Patience did not have time to take Florence’s measurements the first night with everything being so rushed. She asked if she could do this the following afternoon, Florence rising to her feet and stretching her arms out as though it were a chore. Patience was pleased that Charlotte was in the room with them; otherwise, the atmosphere would have been even more strained. Charlotte was only there to pack up her belongings, and while she had extended the olive branch of friendship to Florence, her failure to take it and her rudeness to Patience was pushing her to her limit.
“She goes out and sources costumes for us. She needs to know our sizes for that,” Charlotte said, speaking up for Patience – though a little anger at her own treatment was included in there too.
“Which is why I’m letting her measure me. Do you have a problem with that?”
“We’ve got off on the wrong foot – these are trying times. What’s your acting background?”
“My acting credits are slim, but I’ve been written about a lot. I’ve been the centre of attention constantly. This isn’t a stretch for me.” The disdain emanating from Florence made Patience greatly uncomfortable even being near her. Deveral seemed prepared to bend over backwards for her and willing to push the rest of the staff even further back to accommodate her. If Florence could not achieve magnanimity, civility would have been something. Instead, she skirted between indifference and hostility. Patience felt this was such a shame as they’d been a small and tight unit for the most part, encompassing a wide range of ages (Patience was one of the youngest at 28, Deveral the oldest in his 80s) and backgrounds without serious division... and it was apparent that all of that was about to go up in smoke.
“We have a core audience who are very particular about what they like and don’t like. I’ll be honest with you, the grande dame bit may fly with them or it may flounder,” Charlotte said.

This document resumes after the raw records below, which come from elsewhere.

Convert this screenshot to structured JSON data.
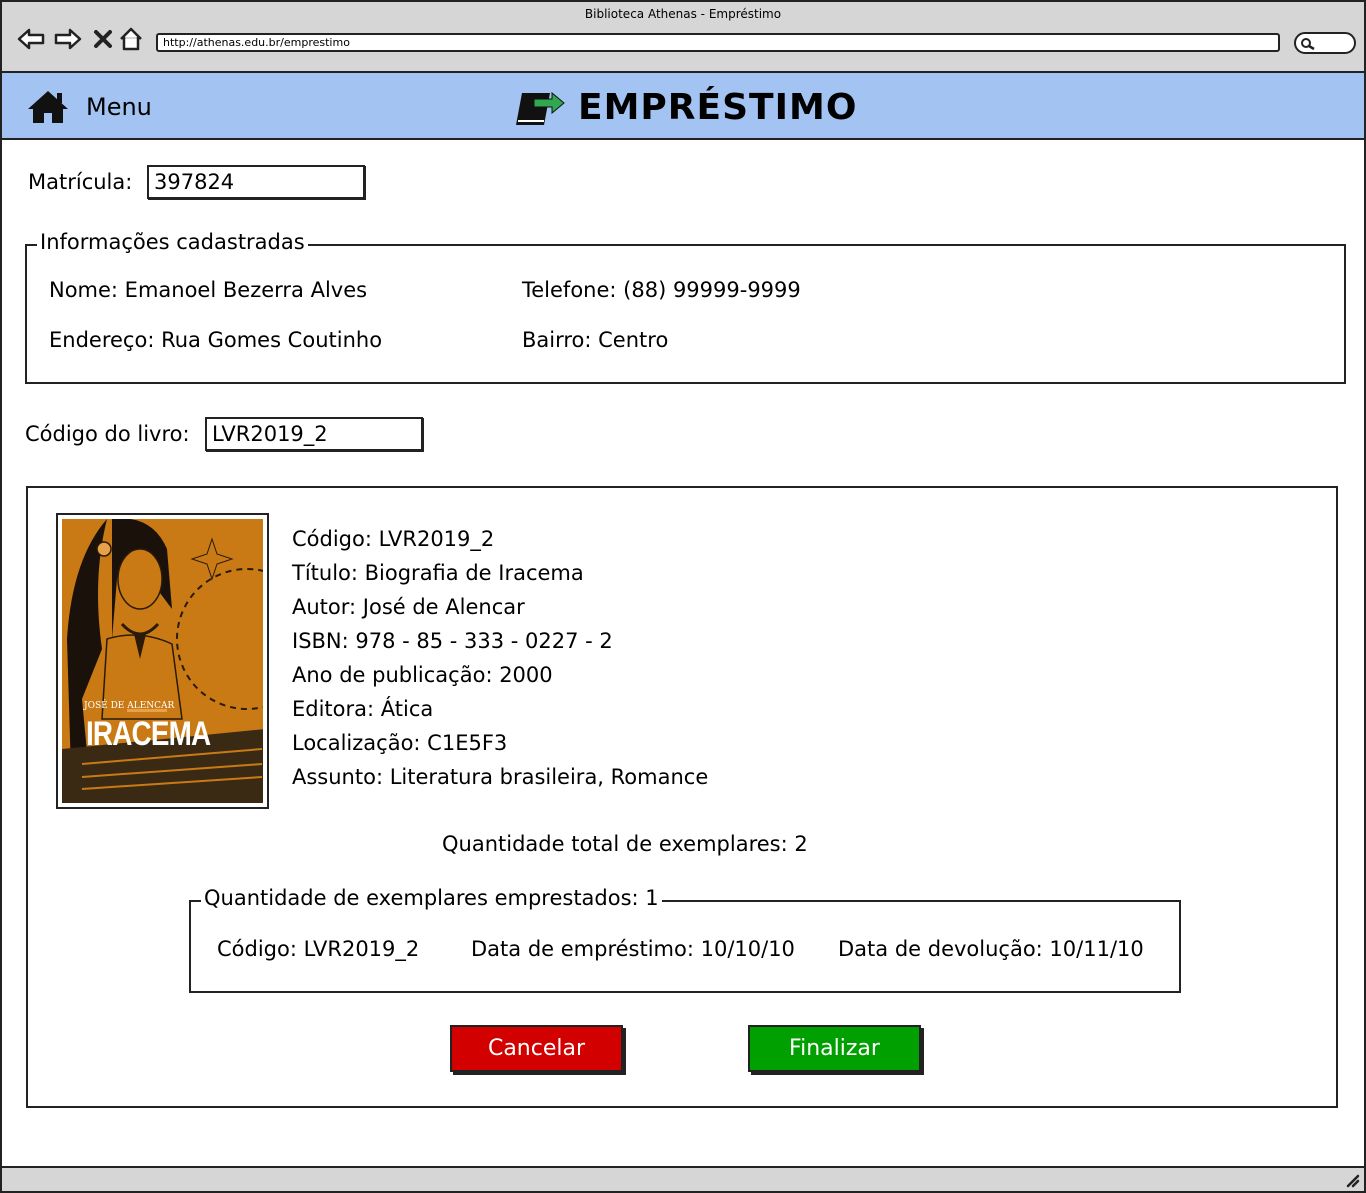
{
  "window": {
    "title": "Biblioteca Athenas - Empréstimo",
    "url": "http://athenas.edu.br/emprestimo"
  },
  "header": {
    "menu_label": "Menu",
    "page_title": "EMPRÉSTIMO",
    "background": "#a3c4f3"
  },
  "matricula": {
    "label": "Matrícula:",
    "value": "397824"
  },
  "registered_info": {
    "legend": "Informações cadastradas",
    "nome": "Nome: Emanoel Bezerra Alves",
    "telefone": "Telefone: (88) 99999-9999",
    "endereco": "Endereço: Rua Gomes Coutinho",
    "bairro": "Bairro: Centro"
  },
  "book_code": {
    "label": "Código do livro:",
    "value": "LVR2019_2"
  },
  "book": {
    "cover": {
      "author": "JOSÉ DE ALENCAR",
      "title": "IRACEMA",
      "color": "#c97a14"
    },
    "codigo": "Código: LVR2019_2",
    "titulo": "Título: Biografia de Iracema",
    "autor": "Autor: José de Alencar",
    "isbn": "ISBN: 978 - 85 - 333 - 0227 - 2",
    "ano": "Ano de publicação: 2000",
    "editora": "Editora: Ática",
    "localizacao": "Localização: C1E5F3",
    "assunto": "Assunto: Literatura brasileira, Romance"
  },
  "total_copies": "Quantidade total de exemplares: 2",
  "loans": {
    "legend": "Quantidade de exemplares emprestados: 1",
    "codigo": "Código: LVR2019_2",
    "data_emprestimo": "Data de empréstimo: 10/10/10",
    "data_devolucao": "Data de devolução: 10/11/10"
  },
  "buttons": {
    "cancel": "Cancelar",
    "finish": "Finalizar",
    "cancel_color": "#d30000",
    "finish_color": "#00a000"
  }
}
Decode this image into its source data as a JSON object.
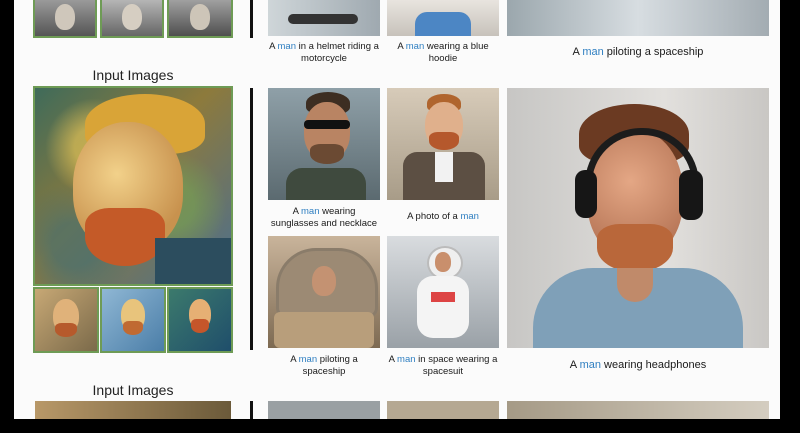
{
  "sections": {
    "input_title_1": "Input Images",
    "input_title_2": "Input Images"
  },
  "captions": {
    "top": [
      {
        "pre": "A ",
        "kw": "man",
        "post": " in a helmet riding a motorcycle"
      },
      {
        "pre": "A ",
        "kw": "man",
        "post": " wearing a blue hoodie"
      },
      {
        "pre": "A ",
        "kw": "man",
        "post": " piloting a spaceship"
      }
    ],
    "grid": [
      {
        "pre": "A ",
        "kw": "man",
        "post": " wearing sunglasses and necklace"
      },
      {
        "pre": "A photo of a ",
        "kw": "man",
        "post": ""
      },
      {
        "pre": "A ",
        "kw": "man",
        "post": " piloting a spaceship"
      },
      {
        "pre": "A ",
        "kw": "man",
        "post": " in space wearing a spacesuit"
      }
    ],
    "large": {
      "pre": "A ",
      "kw": "man",
      "post": " wearing headphones"
    }
  },
  "colors": {
    "keyword": "#2f7fc1",
    "frame": "#6e9b55",
    "background": "#fbfbfb"
  }
}
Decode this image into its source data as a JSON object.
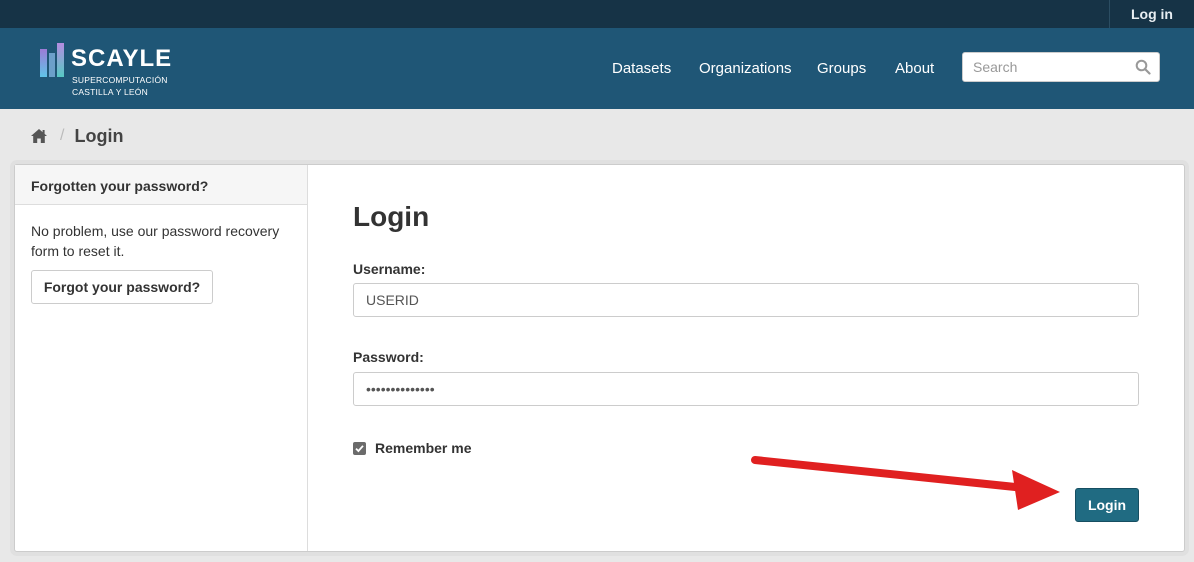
{
  "topbar": {
    "login_link": "Log in"
  },
  "logo": {
    "brand": "SCAYLE",
    "subtitle_line1": "SUPERCOMPUTACIÓN",
    "subtitle_line2": "CASTILLA Y LEÓN"
  },
  "nav": {
    "items": [
      {
        "label": "Datasets"
      },
      {
        "label": "Organizations"
      },
      {
        "label": "Groups"
      },
      {
        "label": "About"
      }
    ]
  },
  "search": {
    "placeholder": "Search",
    "icon": "search-icon"
  },
  "breadcrumb": {
    "home_icon": "home-icon",
    "separator": "/",
    "current": "Login"
  },
  "aside": {
    "heading": "Forgotten your password?",
    "text": "No problem, use our password recovery form to reset it.",
    "button": "Forgot your password?"
  },
  "form": {
    "title": "Login",
    "username_label": "Username:",
    "username_value": "USERID",
    "password_label": "Password:",
    "password_value": "••••••••••••••",
    "remember_label": "Remember me",
    "remember_checked": true,
    "submit": "Login"
  },
  "annotation": {
    "arrow_color": "#e02020"
  },
  "colors": {
    "topbar": "#163346",
    "masthead": "#1f5676",
    "primary_button": "#206b82"
  }
}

“Hedging your bets there, aren’t you? That’s the same of anything: it might be a success, might be a failure. Whatever happens, happens.”
Patience was supposed to be measuring Florence for wardrobe purposes, only Patience’s dress had caught Florence’s eye. Those outstretched arms came in, Florence grabbing the yellow triangular patch at the short-sleeved cuff of Patience’s otherwise scarlet red dress. She rubbed it between her fingers curiously, forcing Patience to comment on it. “I add patches to most of my clothing.”